The first battle between faith and human reason took place in the garden of Eden. Spurred on by the lies of the serpent, Eve began to look at her situation from a purely logical perspective and decided she was being cheated by God out of something good. Her faith faltered as “reasonable” thoughts of self-interest filled her mind.
I am not saying that the way of faith is never logical, but by operating only on the basis of reason, a conflict with the Lord is inevitable. The reason is that His instructions and actions don’t always appear reasonable from a human perspective. Although Isaiah 55:8-9 describes God’s thoughts and ways as higher than man’s, many people judge divine ideas to be lower than human intelligence.

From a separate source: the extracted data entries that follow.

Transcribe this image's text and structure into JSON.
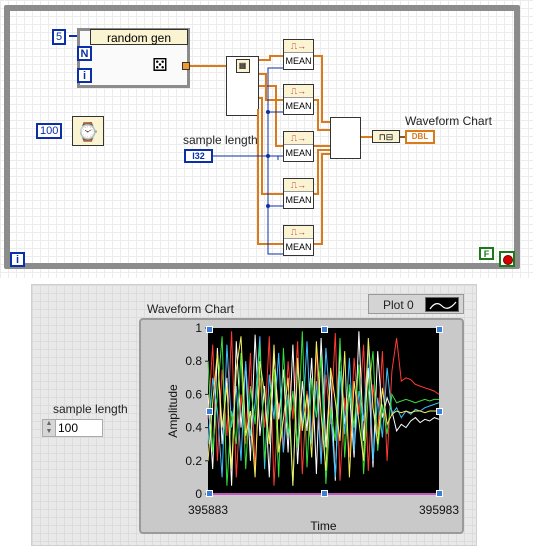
{
  "block_diagram": {
    "random_gen_label": "random gen",
    "loop_count_constant": "5",
    "n_terminal": "N",
    "i_terminal": "i",
    "wait_constant": "100",
    "sample_length_label": "sample length",
    "sample_length_type": "I32",
    "mean_label": "MEAN",
    "waveform_chart_label": "Waveform Chart",
    "waveform_chart_type": "DBL",
    "stop_terminal": "F",
    "loop_index": "i"
  },
  "front_panel": {
    "sample_length_label": "sample length",
    "sample_length_value": "100",
    "chart_title": "Waveform Chart",
    "legend_label": "Plot 0"
  },
  "chart_data": {
    "type": "line",
    "title": "Waveform Chart",
    "xlabel": "Time",
    "ylabel": "Amplitude",
    "x_ticks": [
      "395883",
      "395983"
    ],
    "y_ticks": [
      "0",
      "0.2",
      "0.4",
      "0.6",
      "0.8",
      "1"
    ],
    "xlim": [
      395883,
      395983
    ],
    "ylim": [
      0,
      1
    ],
    "background": "#000000",
    "series": [
      {
        "color": "#ff3b30",
        "values": [
          0.45,
          0.9,
          0.2,
          0.75,
          0.35,
          0.98,
          0.1,
          0.6,
          0.3,
          0.85,
          0.15,
          0.7,
          0.4,
          0.95,
          0.05,
          0.55,
          0.25,
          0.8,
          0.45,
          0.92,
          0.12,
          0.62,
          0.33,
          0.88,
          0.18,
          0.72,
          0.42,
          0.97,
          0.08,
          0.58,
          0.22,
          0.82,
          0.48,
          0.9,
          0.14,
          0.66,
          0.36,
          0.86,
          0.2,
          0.74,
          0.94,
          0.68,
          0.7,
          0.69,
          0.66,
          0.65,
          0.64,
          0.63,
          0.62,
          0.6
        ]
      },
      {
        "color": "#ffffff",
        "values": [
          0.6,
          0.15,
          0.88,
          0.3,
          0.7,
          0.05,
          0.92,
          0.4,
          0.78,
          0.2,
          0.96,
          0.35,
          0.65,
          0.1,
          0.85,
          0.45,
          0.75,
          0.25,
          0.9,
          0.18,
          0.68,
          0.38,
          0.82,
          0.12,
          0.94,
          0.28,
          0.72,
          0.08,
          0.88,
          0.42,
          0.62,
          0.22,
          0.98,
          0.32,
          0.76,
          0.16,
          0.86,
          0.46,
          0.58,
          0.5,
          0.38,
          0.42,
          0.4,
          0.44,
          0.46,
          0.43,
          0.45,
          0.44,
          0.46,
          0.45
        ]
      },
      {
        "color": "#3fbfff",
        "values": [
          0.3,
          0.7,
          0.5,
          0.1,
          0.9,
          0.4,
          0.65,
          0.2,
          0.8,
          0.35,
          0.55,
          0.95,
          0.15,
          0.72,
          0.45,
          0.85,
          0.25,
          0.6,
          0.05,
          0.78,
          0.4,
          0.92,
          0.3,
          0.68,
          0.18,
          0.88,
          0.5,
          0.1,
          0.74,
          0.36,
          0.82,
          0.26,
          0.62,
          0.44,
          0.9,
          0.2,
          0.58,
          0.34,
          0.76,
          0.48,
          0.52,
          0.46,
          0.5,
          0.48,
          0.51,
          0.5,
          0.52,
          0.53,
          0.54,
          0.55
        ]
      },
      {
        "color": "#35e03a",
        "values": [
          0.8,
          0.25,
          0.6,
          0.95,
          0.05,
          0.5,
          0.3,
          0.85,
          0.15,
          0.65,
          0.42,
          0.9,
          0.2,
          0.55,
          0.75,
          0.1,
          0.88,
          0.35,
          0.62,
          0.28,
          0.98,
          0.16,
          0.7,
          0.46,
          0.84,
          0.06,
          0.52,
          0.32,
          0.94,
          0.22,
          0.66,
          0.4,
          0.78,
          0.12,
          0.6,
          0.86,
          0.26,
          0.54,
          0.36,
          0.6,
          0.55,
          0.56,
          0.57,
          0.56,
          0.55,
          0.56,
          0.57,
          0.56,
          0.57,
          0.57
        ]
      },
      {
        "color": "#f2ee5a",
        "values": [
          0.2,
          0.55,
          0.85,
          0.4,
          0.65,
          0.15,
          0.75,
          0.95,
          0.35,
          0.5,
          0.1,
          0.8,
          0.6,
          0.3,
          0.9,
          0.25,
          0.45,
          0.7,
          0.05,
          0.82,
          0.38,
          0.6,
          0.22,
          0.92,
          0.48,
          0.14,
          0.76,
          0.56,
          0.32,
          0.86,
          0.1,
          0.68,
          0.44,
          0.2,
          0.94,
          0.52,
          0.3,
          0.64,
          0.42,
          0.48,
          0.5,
          0.49,
          0.5,
          0.49,
          0.5,
          0.5,
          0.49,
          0.5,
          0.5,
          0.5
        ]
      }
    ]
  }
}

Paul emphasizes this when he points out that God’s choices are illogical by the world’s standards. His message of salvation seems foolish, and His messengers appear weak and unimpressive. “Brothers and sisters, think of what you were when you were called. Not many of you were wise by human standards; not many were influential; not many were of noble birth. But God chose the foolish things of the world to shame the wise; God chose the weak things of the world to shame the strong. God chose the lowly things of this world and the despised things—and the things that are not—to nullify the things that are, so that no one may boast before him. It is because of him that you are in Christ Jesus, who has become for us wisdom from God—that is, our righteousness, holiness and redemption. Therefore, as it is written: ‘Let the one who boasts boast in the Lord.'” (1 Cor. 1:26-31) In an age that thrives on recognition, admiration, and importance, a person who believes the Bible is considered a weakling in need of a religious crutch to cope with life. While this description is given in derision, it’s actually quite accurate. Recognizing their helplessness, believers lean on Christ so He can raise them to stand with Him in righteousness.
That day in Eden, sin and self-importance entered the human heart. But all the worldly wisdom that fuels our pride is nullified by God. He is looking not for great and impressive people but for weak, humble servants who can boast only in Christ. The Savior alone is their strength and wisdom.